Détenteur des clefs de sa chère Saint-Augustin, mastodonte de béton en croix grecque, Robert Réunis est intarissable sur l’édifice. Si vous visitez, c’est lui qui vous mènera, des vastes dalles de pierre bleue aux cloches, après une galerie aux vitraux «soufflés comme au Moyen Âge», dardant leurs rais dorés dans l’église. «Je crois que les voisins des immeubles de la place ne m’aiment pas trop», rit-il dans sa barbe Léopold II. C’est vrai que le regard plonge directement sur les terrasses et dans les salons».
Ce qui surprend aussi, c’est la verdure. Du «petit jardin de Monsieur Duden», juste en bas, on plonge vers le Canal. Le parc de Laeken s’élargit au nord-est, écrin vert du haut de la ville. Au sud, la forêt de Soignes étend ses ramures à l’horizon, et subjugue.
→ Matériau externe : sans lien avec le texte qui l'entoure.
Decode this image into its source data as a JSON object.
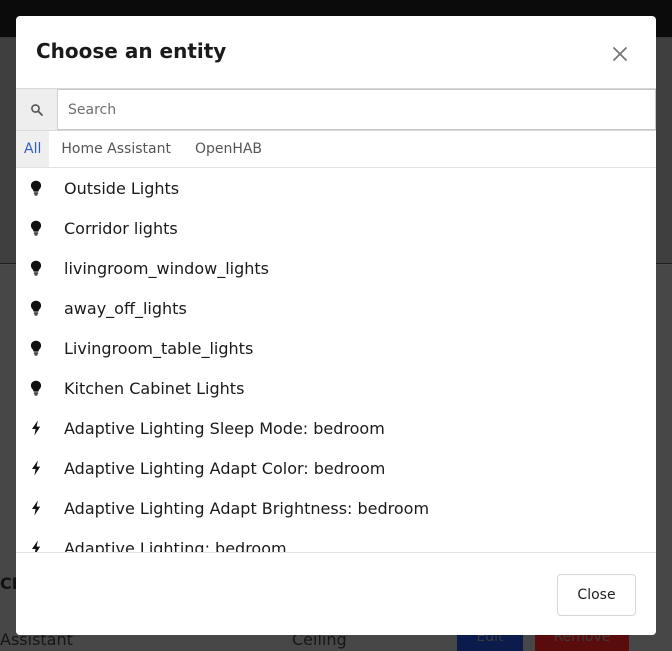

De là-haut, on croit mieux que Bruxelles est la 2e ville la plus verte d’Europe, après Berlin. «Les étrangers sont davantage surpris par les jardins d’intérieur d’îlot», glisse notre guide. «Et surtout, par notre inaltérable capacité à les diviser par des murets».
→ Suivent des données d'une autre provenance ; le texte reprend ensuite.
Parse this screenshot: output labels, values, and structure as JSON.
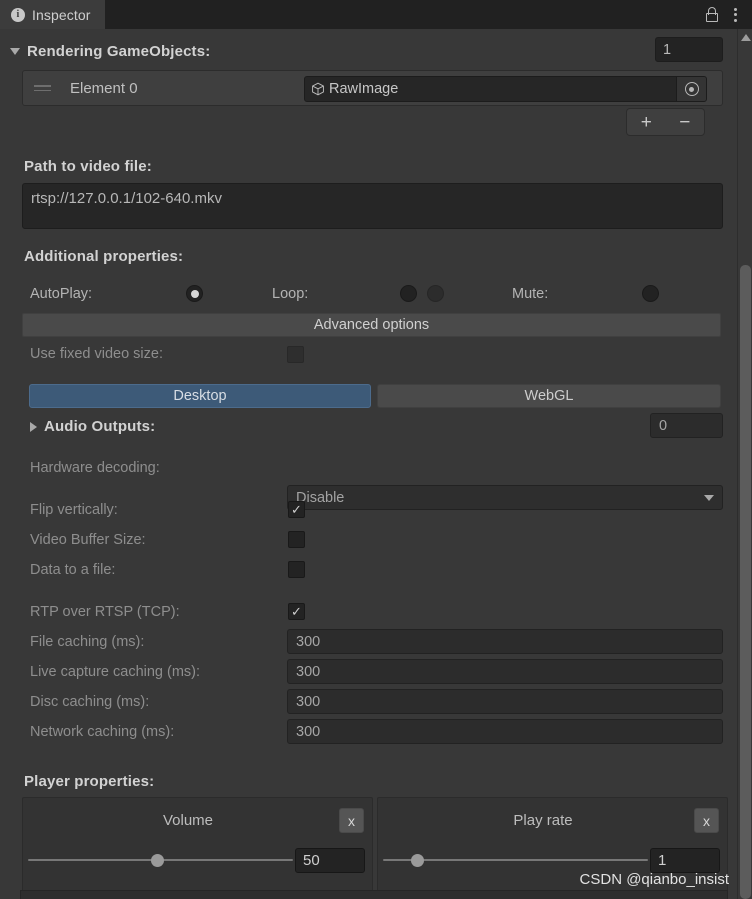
{
  "window": {
    "tab_label": "Inspector",
    "info_icon": "info-icon",
    "lock_icon": "lock-icon",
    "menu_icon": "kebab-menu-icon"
  },
  "rendering": {
    "header": "Rendering GameObjects:",
    "size_value": "1",
    "element_label": "Element 0",
    "element_object": "RawImage",
    "add_label": "+",
    "remove_label": "−"
  },
  "path": {
    "label": "Path to video file:",
    "value": "rtsp://127.0.0.1/102-640.mkv"
  },
  "additional": {
    "header": "Additional properties:",
    "autoplay_label": "AutoPlay:",
    "autoplay_checked": true,
    "loop_label": "Loop:",
    "loop_a_checked": false,
    "loop_b_checked": false,
    "mute_label": "Mute:",
    "mute_checked": false,
    "advanced_button": "Advanced options",
    "fixed_size_label": "Use fixed video size:",
    "fixed_size_checked": false
  },
  "platform_tabs": {
    "desktop": "Desktop",
    "webgl": "WebGL",
    "selected": "Desktop"
  },
  "audio_outputs": {
    "label": "Audio Outputs:",
    "count": "0"
  },
  "hardware": {
    "label": "Hardware decoding:",
    "value": "Disable"
  },
  "toggles": [
    {
      "label": "Flip vertically:",
      "checked": true
    },
    {
      "label": "Video Buffer Size:",
      "checked": false
    },
    {
      "label": "Data to a file:",
      "checked": false
    },
    {
      "label": "RTP over RTSP (TCP):",
      "checked": true
    }
  ],
  "caching": [
    {
      "label": "File caching (ms):",
      "value": "300"
    },
    {
      "label": "Live capture caching (ms):",
      "value": "300"
    },
    {
      "label": "Disc caching (ms):",
      "value": "300"
    },
    {
      "label": "Network caching (ms):",
      "value": "300"
    }
  ],
  "player": {
    "header": "Player properties:",
    "volume": {
      "title": "Volume",
      "value": "50",
      "reset_label": "x",
      "position_pct": 50
    },
    "playrate": {
      "title": "Play rate",
      "value": "1",
      "reset_label": "x",
      "position_pct": 12
    }
  },
  "watermark": "CSDN @qianbo_insist",
  "colors": {
    "background": "#383838",
    "tab_selected": "#3d5a78",
    "tab_unselected": "#4a4a4a",
    "field_background": "#262626"
  }
}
S’il n’a jamais décapsulé sa Chimay Bleue en haut, Robert garde un œil bienveillant sur les écoles installées juste en dessous. «Quand ils grimpent pour visiter, ils me demandent toujours si c’est vrai que les instituteurs les surveillent d’ici pendant la récré. Je laisse planer le mystère. Et je réponds que c’est un secret d’État».
Spéculation immobilière
Mais pourquoi Saint-Augustin a-t-elle été bâtie sur le site de l’Altitude 100 à Forest? Ni pour commémorer un lieu saint ancestral, ni par symbolisme envers la distance le séparant du niveau marin (en réalité 102,332m), mais bien par pure… spéculation immobilière.
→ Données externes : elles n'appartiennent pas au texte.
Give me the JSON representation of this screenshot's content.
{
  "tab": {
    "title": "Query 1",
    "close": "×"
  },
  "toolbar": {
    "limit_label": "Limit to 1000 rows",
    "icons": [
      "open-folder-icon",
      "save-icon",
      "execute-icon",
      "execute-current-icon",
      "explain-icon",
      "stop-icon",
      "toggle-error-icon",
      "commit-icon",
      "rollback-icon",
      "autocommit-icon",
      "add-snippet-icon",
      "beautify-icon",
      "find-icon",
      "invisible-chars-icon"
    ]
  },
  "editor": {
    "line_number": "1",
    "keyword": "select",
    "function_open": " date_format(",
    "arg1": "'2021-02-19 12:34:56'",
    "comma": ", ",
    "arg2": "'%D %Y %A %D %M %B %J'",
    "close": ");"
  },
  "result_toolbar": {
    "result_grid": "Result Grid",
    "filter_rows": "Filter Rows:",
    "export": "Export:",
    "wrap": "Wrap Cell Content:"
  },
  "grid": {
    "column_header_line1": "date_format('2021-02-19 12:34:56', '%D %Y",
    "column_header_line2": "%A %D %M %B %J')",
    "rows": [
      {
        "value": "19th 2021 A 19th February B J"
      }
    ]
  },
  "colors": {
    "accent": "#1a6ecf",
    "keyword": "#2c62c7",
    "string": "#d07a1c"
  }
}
«Alexandre Bertrand, agent de change bien en fonds, acquiert le site en 1900. À l’époque, c’est vraiment le trou, mais l’investisseur sent le potentiel du lieu car la ligne de tram électrifiée de la chaussée d’Alsemberg est en projet», explique Robert Réunis.
Comme un aimant
Comment faire dès lors pour attirer les habitant dans les champs? «Il crée plusieurs rues autour d’une place circulaire. Puis offre le centre circulaire à une nouvelle paroisse avec, comme seule condition, de bâtir une église visible de chaque rue». En gros, l’église agit comme un aimant, à l’instar de nos centres commerciaux actuels.
Les plans sont sur la table mais la guerre 14 surgit. Et l’église n’est achevée qu’en 1935. «C’est à ma connaissance le second édifice en béton d’Europe, après Le Raincy, à Paris», pointe le spécialiste. «Quasi en même temps est érigée Saint-Jean-Baptiste à Molenbeek».
De «faux» piliers
Pavés bleus italiens, vitraux «à l’ancienne», décoration quasi absente si ce n’est un unique chemin de croix «immeuble» en bas-relief, corps carré aux angles arrondis qui élargit l’impression de gigantisme «alors qu’on ne parle que de 30m de long», l’église en croix est assez originale.
Le béton de Saint-Augustin, qui a souffert, est aujourd’hui restauré. Mais dès sa fondation, il tient le coup. «Les piliers ne devaient pas être aussi massifs. J’ai la preuve, dans les correspondances des architectes, qu’ils ont été épaissis pour ne pas effrayer les paroissiens en donnant l’impression de fragilité. Même chose avec les structures de soutien de la tour: ce sont de simples poutres métalliques en I majuscule, coulées dans un coffrage factice de béton».
Saint-Thomas n’aurait pas exigé autre chose.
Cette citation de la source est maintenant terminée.